全国の皆さんに、今の沖縄の状況を知ってほしい
語り手:大城貴代子さん(沖縄別院責任役員)
来年はもう戦後80年を迎えます。私は終戦の時は5歳で、幼いころから戦争の怖さというのを実感していましたが、今、私たちの沖縄では、去年、一昨年ぐらいから、もうひしひしと戦前の沖縄のような状況が何かまたやってきているような感じがしています。
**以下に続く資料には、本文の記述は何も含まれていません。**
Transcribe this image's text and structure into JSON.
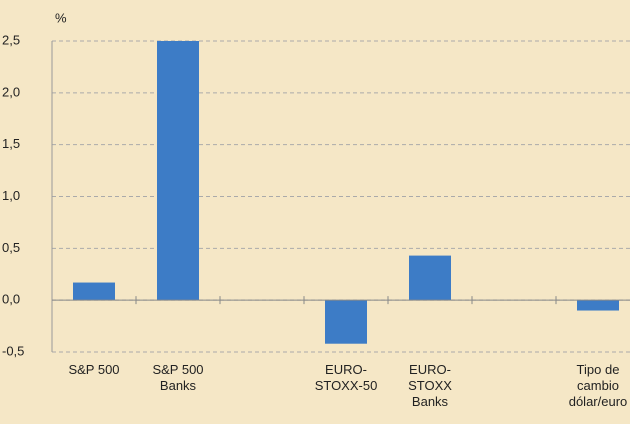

この6月は本当に沖縄の私たちにとっては忘れられない悲しい月です。戦争の時、梅雨の大雨の中で、県民が壕から追い出されたり、壕の中で苦しい体験をしたことを、やはりもっと沖縄から発信していかないといけない。沖縄の新聞などでは連日発信されているのですけれども、全国の皆さんの方にもそれが届いているのかなと思います。ですから、できればぜひ浄土真宗だけではなくて、全ての宗教団体が沖縄から発信をして、全国の皆さんに今の沖縄の状況を伝えてほしいと思います。
今、戦争を実際に体験した人がどんどん少なくなっています。これを語り継ごうという若い人たちの層は増えてきてはいるのですが、やはりまだまだ無関心な方も多いと思います。だから、戦争というのは急に来るわけではないということ、そして、あの戦争で軍隊は人を守らなかったということをもっともっと全国の人たちに知ってもらいたい。そして6月23日は本当にどんな日だったということを考える日にしてほしいなと思います。
だから、戦後50年と70年は大きい行事が取り組まれたようですけれども、戦後80年を迎える今こそ、沖縄の状況を知っていただきたいです。
(2024年6月24日にインタビュー)
沖縄戦を知るために、オススメのドキュメンタリー映画
沖縄戦・体験者12人、専門家8人による証言
1945年3月下旬から6月23日までの約3ヶ月間、多くの住民を巻き込んで行われた沖縄戦。戦死者の総数20万656人。そのうち民間人の犠牲者は約10万人と推定されています。これは当時の沖縄の住民の4人に1人が犠牲になったということです。このような沖縄戦の凄惨な実状を、沖縄戦体験者12人の証言と専門家8人による解説、そして米軍が撮影した記録映像を駆使して克明に描くドキュメンタリー。
本土への疎開のため多くの子供達が乗った対馬丸がアメリカの潜水艦によって撃沈され1482人が死亡。嘉数高地の戦いでは多くの日本兵、そしてアメリカ兵が戦死。陸軍司令部のあった首里城の攻防。さらには渡嘉敷島で起こった集団強制死。そして摩文仁の丘での牛島司令官の自決。だか、戦闘はそこでは終わらなかった…。